Are dev / test / production environments properly segregated and is segregation of duties enforced (developers can't deploy to production without approval)?
Demonstrate that development, test, and production environments are architecturally segregated with enforced access controls, and that no developer can deploy code to production without independent approval through a documented change management process.
Description
What this control does
This control ensures that development, testing, and production environments are logically and physically isolated to prevent unauthorized changes to live systems. Developers are restricted from directly deploying code to production without formal approval and release management processes.
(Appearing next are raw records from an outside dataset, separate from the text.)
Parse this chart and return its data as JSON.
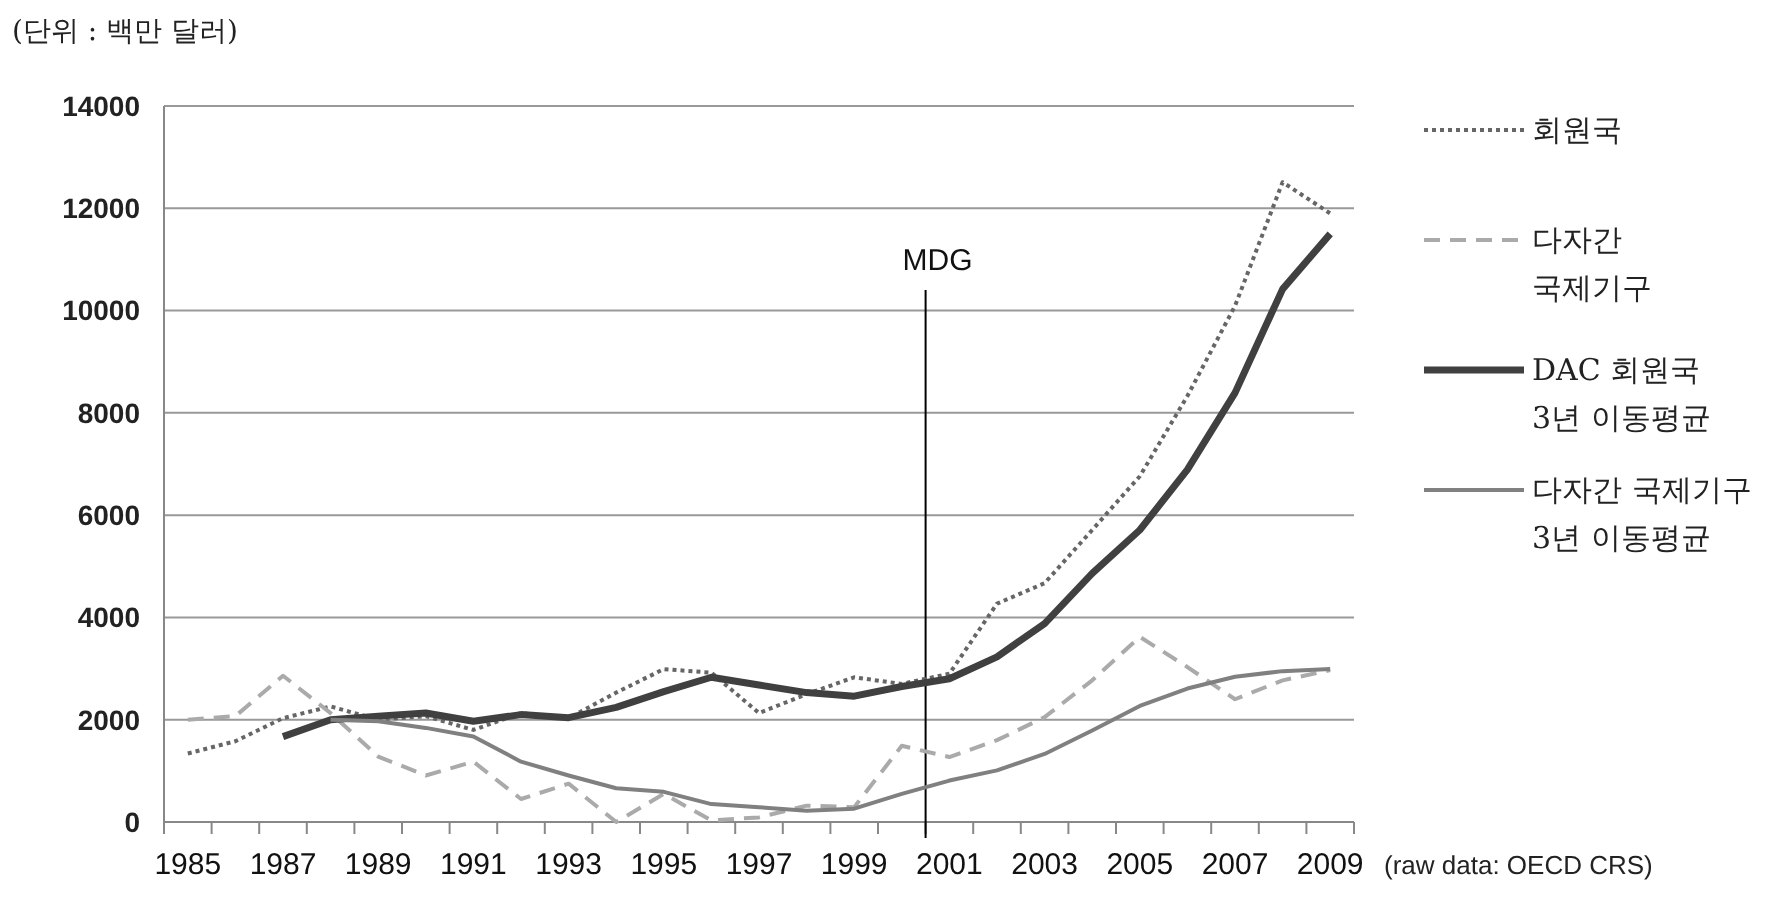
{
  "chart_data": {
    "type": "line",
    "ylabel": "(단위 : 백만 달러)",
    "annotations": [
      "(raw data: OECD CRS)"
    ],
    "categories": [
      "1985",
      null,
      "1987",
      null,
      "1989",
      null,
      "1991",
      null,
      "1993",
      null,
      "1995",
      null,
      "1997",
      null,
      "1999",
      null,
      "2001",
      null,
      "2003",
      null,
      "2005",
      null,
      "2007",
      null,
      "2009"
    ],
    "series": [
      {
        "name": "회원국",
        "color": "#666666",
        "line_style": "dotted",
        "values": [
          1340,
          1580,
          2030,
          2260,
          2000,
          2070,
          1800,
          2130,
          2030,
          2530,
          2990,
          2920,
          2130,
          2500,
          2830,
          2700,
          2900,
          4270,
          4670,
          5710,
          6760,
          8330,
          10090,
          12510,
          11900
        ]
      },
      {
        "name": "다자간\n국제기구",
        "color": "#aaaaaa",
        "line_style": "dashed",
        "values": [
          2000,
          2070,
          2860,
          2130,
          1280,
          910,
          1180,
          450,
          750,
          0,
          550,
          30,
          90,
          320,
          290,
          1490,
          1270,
          1600,
          2050,
          2770,
          3620,
          3030,
          2400,
          2770,
          2970
        ]
      },
      {
        "name": "DAC 회원국\n3년 이동평균",
        "color": "#404040",
        "line_style": "solid",
        "values": [
          null,
          null,
          1670,
          2000,
          2070,
          2130,
          1970,
          2100,
          2040,
          2240,
          2550,
          2830,
          2680,
          2530,
          2460,
          2650,
          2800,
          3230,
          3880,
          4860,
          5710,
          6890,
          8390,
          10420,
          11500
        ]
      },
      {
        "name": "다자간 국제기구\n3년 이동평균",
        "color": "#808080",
        "line_style": "solid",
        "values": [
          null,
          null,
          null,
          2000,
          1970,
          1840,
          1670,
          1180,
          910,
          660,
          590,
          350,
          290,
          220,
          260,
          550,
          810,
          1010,
          1330,
          1790,
          2270,
          2610,
          2840,
          2950,
          2990
        ]
      }
    ],
    "ylim": [
      0,
      14000
    ],
    "yticks": [
      0,
      2000,
      4000,
      6000,
      8000,
      10000,
      12000,
      14000
    ],
    "grid": "y",
    "legend": "right",
    "ref_lines": [
      {
        "axis": "x",
        "value": "2001",
        "label": "MDG",
        "color": "#000000"
      }
    ]
  }
}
Segregation of duties (SoD) requires that individuals who write or modify code cannot be the same individuals who promote that code to production, enforcing a maker-checker model that reduces insider risk and accidental deployment of untested or malicious code.
Control objective
What auditing this proves
Demonstrate that development, test, and production environments are architecturally segregated with enforced access controls, and that no developer can deploy code to production without independent approval through a documented change management process.
Associated risks
Risks this control addresses
- Unauthorized deployment of untested or malicious code directly to production by a developer, bypassing quality assurance and security reviews
- Accidental overwrite or corruption of production data or configurations due to development or testing activities performed in the live environment
- Insider threat actors with developer privileges exfiltrating production data, installing backdoors, or sabotaging systems without detection
- Cross-contamination of environments where test data containing sensitive production information leaks into lower-security development systems
- Inability to reproduce production issues or perform root cause analysis due to configuration drift between environments
- Compliance violations stemming from unauditable changes to production systems made outside formal change control processes
- Regulatory penalties and loss of customer trust following security incidents caused by inadequate separation of environments
Testing procedure
How an auditor verifies this control
- Obtain and review the organization's environment architecture diagram and network segmentation documentation to identify boundaries between development, test, and production environments.
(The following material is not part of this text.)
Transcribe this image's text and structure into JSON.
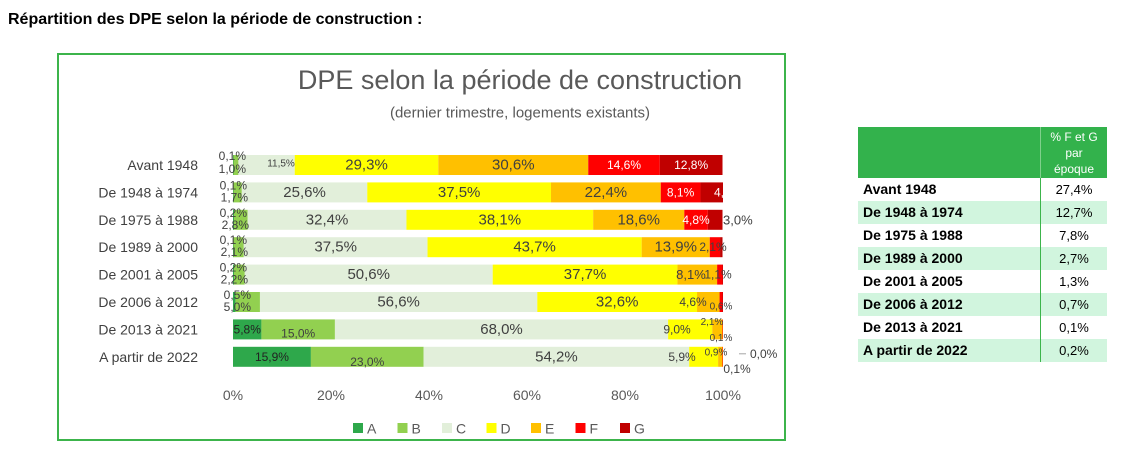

- Review identity and access management (IAM) policies, role definitions, and permission matrices to identify which personnel have access to each environment and what level of privileges are granted.
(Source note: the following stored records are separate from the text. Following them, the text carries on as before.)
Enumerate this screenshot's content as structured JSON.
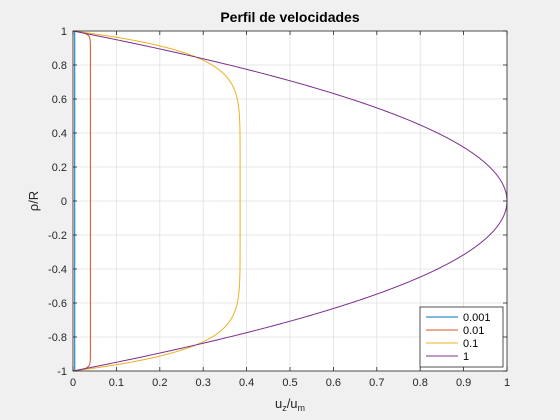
{
  "chart_data": {
    "type": "line",
    "title": "Perfil de velocidades",
    "xlabel": {
      "base": "u",
      "sub1": "z",
      "mid": "/u",
      "sub2": "m"
    },
    "ylabel": "ρ/R",
    "xlim": [
      0,
      1
    ],
    "ylim": [
      -1,
      1
    ],
    "xticks": [
      "0",
      "0.1",
      "0.2",
      "0.3",
      "0.4",
      "0.5",
      "0.6",
      "0.7",
      "0.8",
      "0.9",
      "1"
    ],
    "yticks": [
      "-1",
      "-0.8",
      "-0.6",
      "-0.4",
      "-0.2",
      "0",
      "0.2",
      "0.4",
      "0.6",
      "0.8",
      "1"
    ],
    "grid": true,
    "legend_position": "bottom-right",
    "series": [
      {
        "name": "0.001",
        "color": "#0072BD",
        "peak": 0.004,
        "exponent": 800
      },
      {
        "name": "0.01",
        "color": "#D95319",
        "peak": 0.04,
        "exponent": 80
      },
      {
        "name": "0.1",
        "color": "#EDB120",
        "peak": 0.385,
        "exponent": 8
      },
      {
        "name": "1",
        "color": "#7E2F8E",
        "peak": 1.0,
        "exponent": 2
      }
    ]
  }
}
- Select a sample of 10-15 developers and verify their user accounts and group memberships in production systems, confirming they lack deployment or write permissions to production assets.
- Examine the CI/CD pipeline configuration files, deployment scripts, and infrastructure-as-code templates to verify that production deployments require approval gates or manual intervention by non-developer roles.
- Select a sample of 15-20 production deployment records from the past audit period and validate that each includes evidence of approval by a change advisory board, release manager, or other independent authority.
- Review access logs and deployment logs from production systems for the sample period to confirm no direct code commits, file uploads, or configuration changes were made by developer accounts.
- Interview the release manager or DevOps lead to understand the workflow for promoting code from development through test to production, and verify controls preventing developers from bypassing the process.
- Test the segregation by attempting (in a controlled manner with management approval) a simulated deployment from a developer account to verify that technical controls block unauthorized promotion to production.